Vor Beginn des Verhandlungstages verkündet eine Justizangestellte über Mikrofon, dass die Sitzung heute erst um 10 Uhr anfängt. Die Angeklagten betreten den Saal gegen 09:50 Uhr. Der Senat kommt um 10:10 Uhr in den Saal. Nach der Präsenzfeststellung sagt Götzl in Richtung der Verteidigung Zschäpe, dass mitgeteilt worden sei, dass diese eine Unterbrechung benötige. RA Heer bestätigt das. Auf Frage, wieviel Zeit benötigt wird, sagt er, dass es um eine Beratung mit der Mandantin gehe und man jedenfalls eine Stunde benötige. Die Verhandlung wird unterbrochen.

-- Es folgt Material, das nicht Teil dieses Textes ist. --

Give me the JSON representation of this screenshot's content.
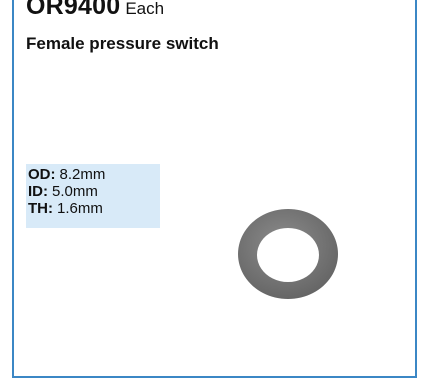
{
  "product": {
    "code": "OR9400",
    "unit": "Each",
    "description": "Female pressure switch"
  },
  "specs": [
    {
      "key": "OD:",
      "value": "8.2mm"
    },
    {
      "key": "ID:",
      "value": "5.0mm"
    },
    {
      "key": "TH:",
      "value": "1.6mm"
    }
  ],
  "colors": {
    "border": "#3b87c5",
    "spec_background": "#d8eaf8",
    "washer": "#7a7a7a"
  }
}
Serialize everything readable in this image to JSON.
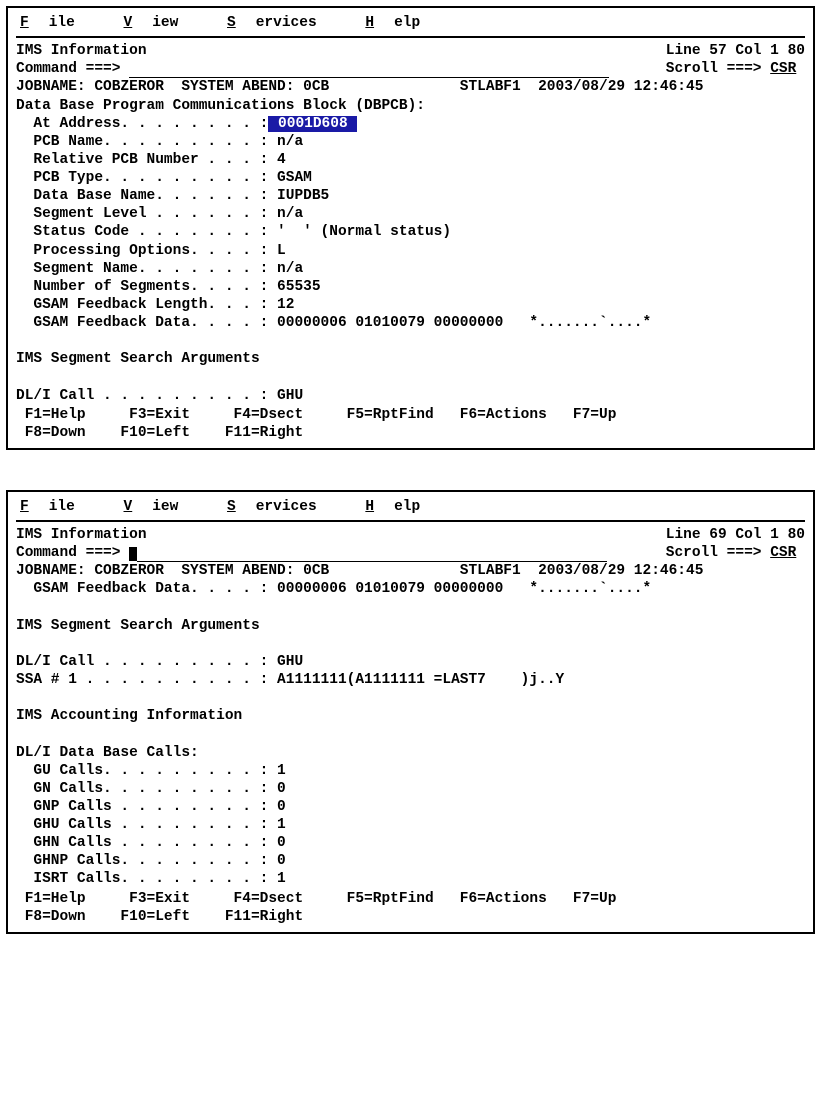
{
  "menu": {
    "file": "File",
    "view": "View",
    "services": "Services",
    "help": "Help"
  },
  "screen1": {
    "title": "IMS Information",
    "pos": "Line 57 Col 1 80",
    "cmd_label": "Command ===>",
    "scroll_label": "Scroll ===>",
    "scroll_value": "CSR",
    "jobline": "JOBNAME: COBZEROR  SYSTEM ABEND: 0CB               STLABF1  2003/08/29 12:46:45",
    "hdr": "Data Base Program Communications Block (DBPCB):",
    "addr_label": "  At Address. . . . . . . . :",
    "addr_value": " 0001D608 ",
    "lines": [
      "  PCB Name. . . . . . . . . : n/a",
      "  Relative PCB Number . . . : 4",
      "  PCB Type. . . . . . . . . : GSAM",
      "  Data Base Name. . . . . . : IUPDB5",
      "  Segment Level . . . . . . : n/a",
      "  Status Code . . . . . . . : '  ' (Normal status)",
      "  Processing Options. . . . : L",
      "  Segment Name. . . . . . . : n/a",
      "  Number of Segments. . . . : 65535",
      "  GSAM Feedback Length. . . : 12",
      "  GSAM Feedback Data. . . . : 00000006 01010079 00000000   *.......`....*",
      "",
      "IMS Segment Search Arguments",
      "",
      "DL/I Call . . . . . . . . . : GHU"
    ],
    "fkeys1": " F1=Help     F3=Exit     F4=Dsect     F5=RptFind   F6=Actions   F7=Up",
    "fkeys2": " F8=Down    F10=Left    F11=Right"
  },
  "screen2": {
    "title": "IMS Information",
    "pos": "Line 69 Col 1 80",
    "cmd_label": "Command ===>",
    "scroll_label": "Scroll ===>",
    "scroll_value": "CSR",
    "jobline": "JOBNAME: COBZEROR  SYSTEM ABEND: 0CB               STLABF1  2003/08/29 12:46:45",
    "lines": [
      "  GSAM Feedback Data. . . . : 00000006 01010079 00000000   *.......`....*",
      "",
      "IMS Segment Search Arguments",
      "",
      "DL/I Call . . . . . . . . . : GHU",
      "SSA # 1 . . . . . . . . . . : A1111111(A1111111 =LAST7    )j..Y",
      "",
      "IMS Accounting Information",
      "",
      "DL/I Data Base Calls:",
      "  GU Calls. . . . . . . . . : 1",
      "  GN Calls. . . . . . . . . : 0",
      "  GNP Calls . . . . . . . . : 0",
      "  GHU Calls . . . . . . . . : 1",
      "  GHN Calls . . . . . . . . : 0",
      "  GHNP Calls. . . . . . . . : 0",
      "  ISRT Calls. . . . . . . . : 1"
    ],
    "fkeys1": " F1=Help     F3=Exit     F4=Dsect     F5=RptFind   F6=Actions   F7=Up",
    "fkeys2": " F8=Down    F10=Left    F11=Right"
  }
}
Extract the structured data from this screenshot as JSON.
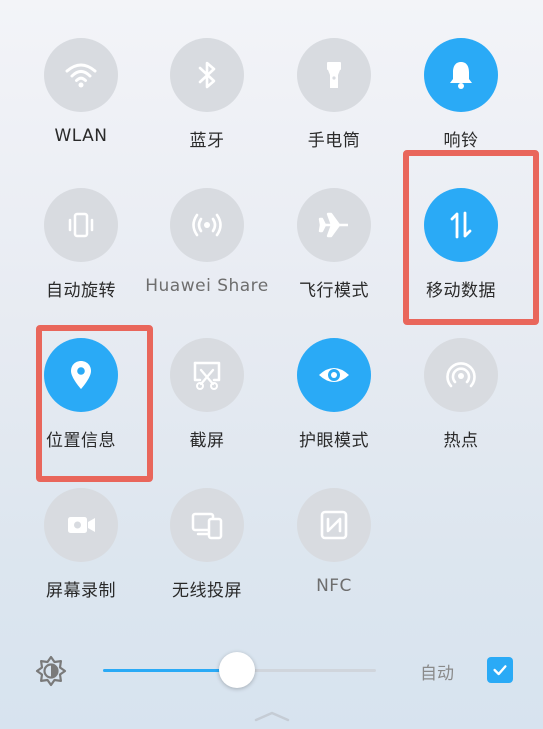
{
  "tiles": [
    {
      "label": "WLAN",
      "icon": "wifi-icon",
      "on": false
    },
    {
      "label": "蓝牙",
      "icon": "bluetooth-icon",
      "on": false
    },
    {
      "label": "手电筒",
      "icon": "flashlight-icon",
      "on": false
    },
    {
      "label": "响铃",
      "icon": "bell-icon",
      "on": true
    },
    {
      "label": "自动旋转",
      "icon": "auto-rotate-icon",
      "on": false
    },
    {
      "label": "Huawei Share",
      "icon": "huawei-share-icon",
      "on": false
    },
    {
      "label": "飞行模式",
      "icon": "airplane-icon",
      "on": false
    },
    {
      "label": "移动数据",
      "icon": "mobile-data-icon",
      "on": true
    },
    {
      "label": "位置信息",
      "icon": "location-pin-icon",
      "on": true
    },
    {
      "label": "截屏",
      "icon": "screenshot-icon",
      "on": false
    },
    {
      "label": "护眼模式",
      "icon": "eye-icon",
      "on": true
    },
    {
      "label": "热点",
      "icon": "hotspot-icon",
      "on": false
    },
    {
      "label": "屏幕录制",
      "icon": "screen-record-icon",
      "on": false
    },
    {
      "label": "无线投屏",
      "icon": "wireless-projection-icon",
      "on": false
    },
    {
      "label": "NFC",
      "icon": "nfc-icon",
      "on": false
    }
  ],
  "highlighted_tiles": [
    "移动数据",
    "位置信息"
  ],
  "brightness": {
    "level_percent": 49,
    "auto_label": "自动",
    "auto_checked": true
  },
  "colors": {
    "accent": "#2aaaf6",
    "inactive": "#d8dbe0",
    "highlight": "#e9665b"
  }
}
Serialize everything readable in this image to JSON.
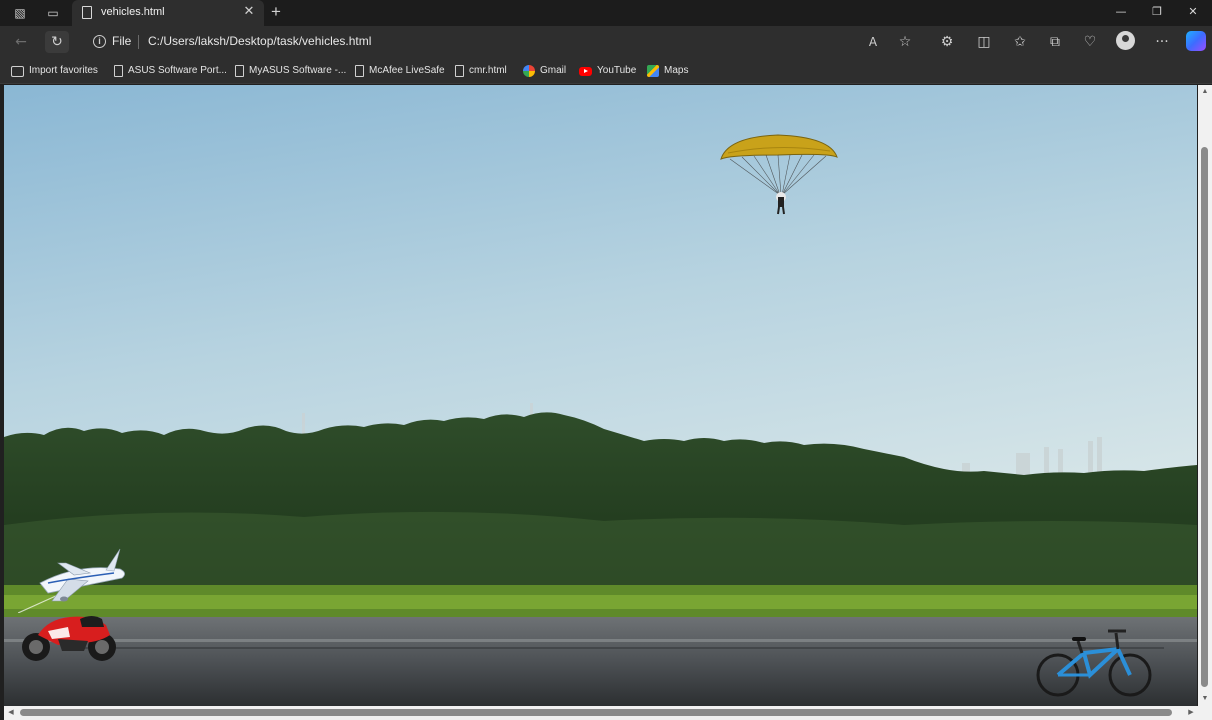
{
  "browser": {
    "tab": {
      "title": "vehicles.html",
      "close_glyph": "✕"
    },
    "new_tab_glyph": "+",
    "window_controls": {
      "minimize": "—",
      "restore": "❐",
      "close": "✕"
    },
    "address": {
      "scheme_label": "File",
      "url": "C:/Users/laksh/Desktop/task/vehicles.html"
    },
    "nav": {
      "back": "←",
      "refresh": "↻"
    },
    "toolbar_icons": [
      "read-aloud-icon",
      "favorite-star-icon",
      "extensions-icon",
      "split-screen-icon",
      "favorites-icon",
      "collections-icon",
      "browser-essentials-icon",
      "profile-icon",
      "more-menu-icon",
      "copilot-icon"
    ],
    "toolbar_glyphs": {
      "read_aloud": "A",
      "favorite": "☆",
      "extensions": "⚙",
      "split": "◫",
      "favorites": "✩",
      "collections": "⧉",
      "essentials": "♡",
      "more": "···"
    }
  },
  "favorites": [
    {
      "label": "Import favorites",
      "icon": "import"
    },
    {
      "label": "ASUS Software Port...",
      "icon": "page"
    },
    {
      "label": "MyASUS Software -...",
      "icon": "page"
    },
    {
      "label": "McAfee LiveSafe",
      "icon": "page"
    },
    {
      "label": "cmr.html",
      "icon": "page"
    },
    {
      "label": "Gmail",
      "icon": "google"
    },
    {
      "label": "YouTube",
      "icon": "yt"
    },
    {
      "label": "Maps",
      "icon": "maps"
    }
  ],
  "scene": {
    "background": "sky-treeline-road-photo",
    "vehicles": [
      "paraglider",
      "airplane",
      "motorcycle",
      "bicycle"
    ],
    "colors": {
      "sky_top": "#8fbad6",
      "sky_bottom": "#dde8ea",
      "trees": "#24401f",
      "grass": "#6f9a2c",
      "road": "#4a4e52",
      "canopy": "#c9a21a",
      "plane": "#f2f6fb",
      "bike_red": "#d81e1e",
      "bicycle_blue": "#2b8fd8"
    }
  }
}
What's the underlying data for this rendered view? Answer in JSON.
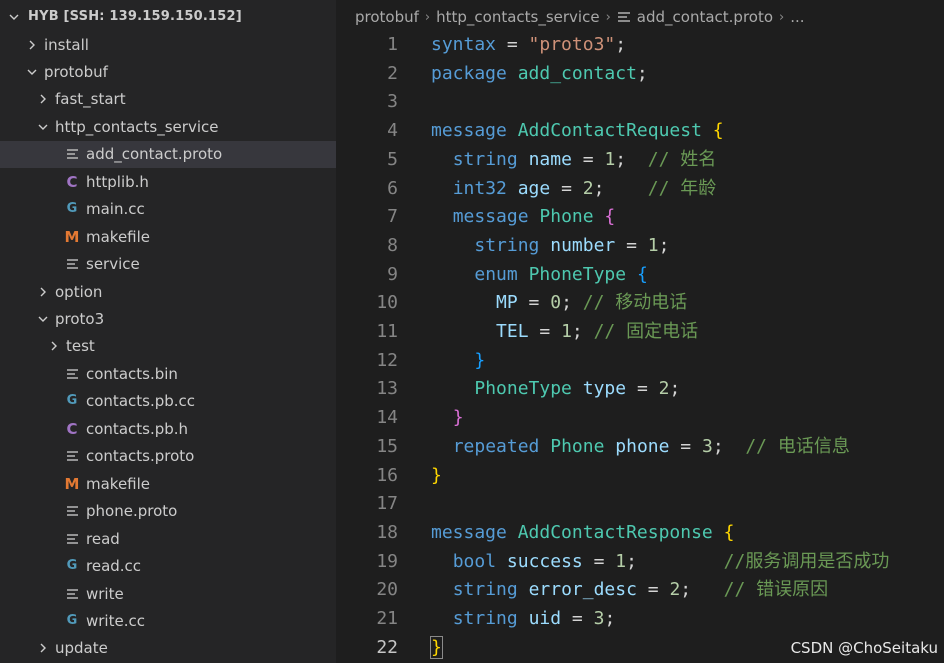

Zum Ende der Unterbrechung sitzt Zschäpe längere Zeit alleine auf ihrem Platz, ohne dass ihre Verteidiger_innen anwesend sind.

Um 11:33 Uhr wird fortgesetzt. Götzl teilt mit, dass Zschäpe einen Entbindungantrag gegen ihre RAin Sturm gestellt habe. Es gebe nun die Gelegenheit, Stellung zu nehmen, so Götzl weiter. RA Heer beantragt, die Sitzung für heute zu unterbrechen aufgrund der prozessualen Situation. Es bedürfe einer eingehenden Beratung; aufgrund der Komplexität der Situation und der Dauer der Beratung könne dies heute nicht mehr stattfinden. Weder Zschäpe noch Sturm äußern sich auf Nachfrage von Götzl. NK-Vertreter RA Kolloge tritt dem Unterbrechungsantrag entgegen. Er sagt, dass alle Verteidiger_innen Zschäpes die Pause vor dem Gericht verbracht hätten, da sei Gelegenheit zur Beratung mit der Mandantin gewesen. RA Lucas sagt, es müsse mglw. mit zwei Verteidigern weiter verhandelt werden, deshalb habe Zschäpe drei; es gehe auch um Verfahrensbeschleunigung. NK-Vertreter RA Kuhn sagt, er sei der Ansicht, dass dem Antrag der Verteidigung entsprochen werden sollte. Man befinde sich in einem fortgeschrittenen Stadium des Verfahrens, es gehe um das Innenverhältnis der Verteidigung, es sei ein ausführliches Gespräch erforderlich, das man einräumen solle. RA Behnke tritt dem Antrag entgegen, man könne mit zwei Verteidigern „locker weiter verhandeln“. Bundesanwalt Diemer sagt, der Antrag auf Unterbrechung sei angesichts der vorgetragenen Situation nicht ungerechtfertigt, man solle der Verteidigung die Chance geben, das mit der Mandantin zu besprechen. Es folgt eine Pause bis 11:47 Uhr.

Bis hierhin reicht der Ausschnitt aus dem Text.